Ткаченко стоял передо мною, расставив ноги в хороших, но все же солдатских, а не офицерских сапогах и засунув руки за офицерский желтый кожаный пояс, туго облегавший его солидный живот, рассматривал меня, как бы соображая, чего я стою.
Я вытянулся по стойке «смирно», приложил руку к папахе и отрапортовал, не без тайного умысла назвав его не господином подпрапорщиком, как полагалось, а вашим благородием, чем с детской хитростью желал ему польстить:
– Ваше благородие, честь имею явиться, доброволец Пчелкин.
Под усами Ткаченко проползла еле заметная улыбка удовольствия, но тотчас же брови его нахмурились.
– Очень приятно, господин вольноопределяющийся. Раздевайтесь. Усаживайтесь. Седайте на лавку, так как стульев у меня здесь нема. Я имею приказ зачислить вас во второй взвод. Но пока вы еще не привыкли к солдатской жизни, просто поживите некоторое время у меня в хате. Тем более у меня тут приехала на побывку на праздники моя жинка, которая сможет нам кое-что сготовить домашнее.
– Покорно благодарю, ваше благородие.
Легкая улыбка снова промелькнула под усами фельдфебеля, после чего он снова начальственно нахмурился.
– Только возьмите себе на заметку, господин вольноопределяющийся, что согласно уставу меня отнюдь не положено именовать «вашим благородием», поскольку я не являюсь офицером, а положено меня именовать господином фельдфебелем или господином подпрапорщиком, как вам больше понравится.

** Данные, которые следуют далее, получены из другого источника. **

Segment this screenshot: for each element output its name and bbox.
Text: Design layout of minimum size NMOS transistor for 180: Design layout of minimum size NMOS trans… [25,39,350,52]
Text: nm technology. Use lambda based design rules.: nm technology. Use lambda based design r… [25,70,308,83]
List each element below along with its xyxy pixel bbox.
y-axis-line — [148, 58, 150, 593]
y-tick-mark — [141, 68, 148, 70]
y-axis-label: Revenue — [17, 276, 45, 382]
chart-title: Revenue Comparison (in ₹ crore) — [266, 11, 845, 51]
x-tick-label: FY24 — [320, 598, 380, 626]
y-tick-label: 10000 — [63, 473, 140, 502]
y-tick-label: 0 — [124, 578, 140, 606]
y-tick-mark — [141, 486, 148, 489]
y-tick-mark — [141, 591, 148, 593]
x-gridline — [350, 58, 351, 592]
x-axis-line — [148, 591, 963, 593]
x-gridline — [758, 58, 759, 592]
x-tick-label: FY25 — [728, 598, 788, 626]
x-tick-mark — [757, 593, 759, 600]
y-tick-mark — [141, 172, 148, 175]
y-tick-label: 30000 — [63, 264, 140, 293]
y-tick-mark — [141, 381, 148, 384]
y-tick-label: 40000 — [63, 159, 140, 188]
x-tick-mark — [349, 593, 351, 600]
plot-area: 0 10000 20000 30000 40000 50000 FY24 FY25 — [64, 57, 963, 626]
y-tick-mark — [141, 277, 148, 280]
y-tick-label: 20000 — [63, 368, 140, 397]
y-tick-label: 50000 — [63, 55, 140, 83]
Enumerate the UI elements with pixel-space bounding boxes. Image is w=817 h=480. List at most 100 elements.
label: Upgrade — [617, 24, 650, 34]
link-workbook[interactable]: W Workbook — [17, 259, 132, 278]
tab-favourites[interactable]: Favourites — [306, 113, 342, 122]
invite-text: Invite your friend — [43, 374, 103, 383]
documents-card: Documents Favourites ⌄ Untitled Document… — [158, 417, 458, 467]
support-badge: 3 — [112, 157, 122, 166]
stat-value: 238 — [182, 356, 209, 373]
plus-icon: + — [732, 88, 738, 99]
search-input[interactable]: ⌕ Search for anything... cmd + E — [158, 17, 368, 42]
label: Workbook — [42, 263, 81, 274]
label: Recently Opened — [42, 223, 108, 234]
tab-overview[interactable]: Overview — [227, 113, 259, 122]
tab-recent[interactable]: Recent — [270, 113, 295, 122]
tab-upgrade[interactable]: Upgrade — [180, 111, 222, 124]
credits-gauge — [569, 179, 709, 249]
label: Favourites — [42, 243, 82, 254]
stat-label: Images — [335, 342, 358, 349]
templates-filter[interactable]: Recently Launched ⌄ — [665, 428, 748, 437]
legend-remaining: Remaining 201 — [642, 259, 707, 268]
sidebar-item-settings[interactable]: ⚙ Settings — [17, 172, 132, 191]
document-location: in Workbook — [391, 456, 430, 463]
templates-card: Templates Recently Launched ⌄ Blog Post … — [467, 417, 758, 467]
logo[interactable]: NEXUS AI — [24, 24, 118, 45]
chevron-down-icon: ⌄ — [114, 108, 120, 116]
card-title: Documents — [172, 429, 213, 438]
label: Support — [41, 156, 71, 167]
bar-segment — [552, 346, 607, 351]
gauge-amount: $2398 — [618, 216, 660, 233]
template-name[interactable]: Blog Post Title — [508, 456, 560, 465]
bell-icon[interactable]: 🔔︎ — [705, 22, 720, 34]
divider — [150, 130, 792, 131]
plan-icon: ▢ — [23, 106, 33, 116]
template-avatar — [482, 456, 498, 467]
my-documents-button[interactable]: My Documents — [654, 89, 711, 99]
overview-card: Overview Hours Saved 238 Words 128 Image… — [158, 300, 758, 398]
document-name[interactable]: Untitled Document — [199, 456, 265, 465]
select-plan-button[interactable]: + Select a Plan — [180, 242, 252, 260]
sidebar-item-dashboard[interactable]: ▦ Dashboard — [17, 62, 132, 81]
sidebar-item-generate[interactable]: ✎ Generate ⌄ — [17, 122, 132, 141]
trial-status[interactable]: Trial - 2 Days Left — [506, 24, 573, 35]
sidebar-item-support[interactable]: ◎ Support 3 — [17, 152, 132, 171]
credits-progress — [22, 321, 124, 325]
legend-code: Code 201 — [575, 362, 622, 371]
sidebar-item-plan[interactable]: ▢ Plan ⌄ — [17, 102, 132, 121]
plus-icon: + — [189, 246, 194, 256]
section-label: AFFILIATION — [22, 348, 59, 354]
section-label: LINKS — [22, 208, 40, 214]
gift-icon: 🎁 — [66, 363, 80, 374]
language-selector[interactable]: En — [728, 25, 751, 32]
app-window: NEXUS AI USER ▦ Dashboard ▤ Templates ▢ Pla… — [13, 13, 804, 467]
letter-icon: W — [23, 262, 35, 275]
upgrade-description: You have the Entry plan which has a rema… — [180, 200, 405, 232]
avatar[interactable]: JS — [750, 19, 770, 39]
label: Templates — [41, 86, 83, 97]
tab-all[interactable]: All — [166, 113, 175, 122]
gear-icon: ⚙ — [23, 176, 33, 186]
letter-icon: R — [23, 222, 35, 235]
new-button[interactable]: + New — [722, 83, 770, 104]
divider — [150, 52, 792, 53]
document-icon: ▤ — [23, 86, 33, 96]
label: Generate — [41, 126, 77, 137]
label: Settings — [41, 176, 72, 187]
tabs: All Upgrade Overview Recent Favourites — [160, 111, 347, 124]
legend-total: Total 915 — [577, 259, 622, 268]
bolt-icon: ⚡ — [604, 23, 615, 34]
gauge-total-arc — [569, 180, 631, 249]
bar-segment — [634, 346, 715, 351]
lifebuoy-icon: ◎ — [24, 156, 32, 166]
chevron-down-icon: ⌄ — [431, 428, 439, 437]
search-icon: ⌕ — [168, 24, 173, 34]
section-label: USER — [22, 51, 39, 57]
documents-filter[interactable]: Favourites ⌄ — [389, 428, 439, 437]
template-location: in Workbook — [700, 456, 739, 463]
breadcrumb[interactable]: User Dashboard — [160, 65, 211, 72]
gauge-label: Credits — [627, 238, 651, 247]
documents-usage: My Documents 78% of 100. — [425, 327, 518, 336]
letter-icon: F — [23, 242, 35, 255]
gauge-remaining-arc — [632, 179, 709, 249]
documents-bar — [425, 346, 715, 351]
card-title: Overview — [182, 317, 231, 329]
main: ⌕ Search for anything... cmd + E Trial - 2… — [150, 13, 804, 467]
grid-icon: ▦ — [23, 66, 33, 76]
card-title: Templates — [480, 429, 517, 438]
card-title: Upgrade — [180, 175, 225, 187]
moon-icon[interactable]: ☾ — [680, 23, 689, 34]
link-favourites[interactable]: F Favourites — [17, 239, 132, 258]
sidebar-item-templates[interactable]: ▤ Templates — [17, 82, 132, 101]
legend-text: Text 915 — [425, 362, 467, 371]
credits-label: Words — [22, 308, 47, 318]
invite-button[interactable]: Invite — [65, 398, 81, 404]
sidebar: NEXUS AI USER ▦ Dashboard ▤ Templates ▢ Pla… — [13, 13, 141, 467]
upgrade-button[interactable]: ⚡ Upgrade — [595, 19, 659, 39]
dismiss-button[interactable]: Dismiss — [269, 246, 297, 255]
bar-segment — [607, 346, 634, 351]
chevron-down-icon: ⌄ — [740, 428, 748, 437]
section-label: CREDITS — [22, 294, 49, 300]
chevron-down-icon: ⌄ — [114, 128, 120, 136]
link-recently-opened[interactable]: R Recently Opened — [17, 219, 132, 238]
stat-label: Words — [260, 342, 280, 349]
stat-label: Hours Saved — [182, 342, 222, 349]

– Слушаюсь, ваше благородие, – снова как бы нечаянно оговорился я, заметив, что «ваше благородие» доставляет Ткаченко тайное удовольствие.
– Отнюдь не ваше благородие! – как бы строго сказал Ткаченко.
– Слушаюсь, господин подпрапорщик! – сказал я, хотя впоследствии частенько как бы невзначай именовал его «вашим благородием», желая подольститься.
Сейчас мне смешно и неловко об этом вспоминать. Но что было, то было.
Несколько дней, проведенных у фельдфебеля, мне очень понравились.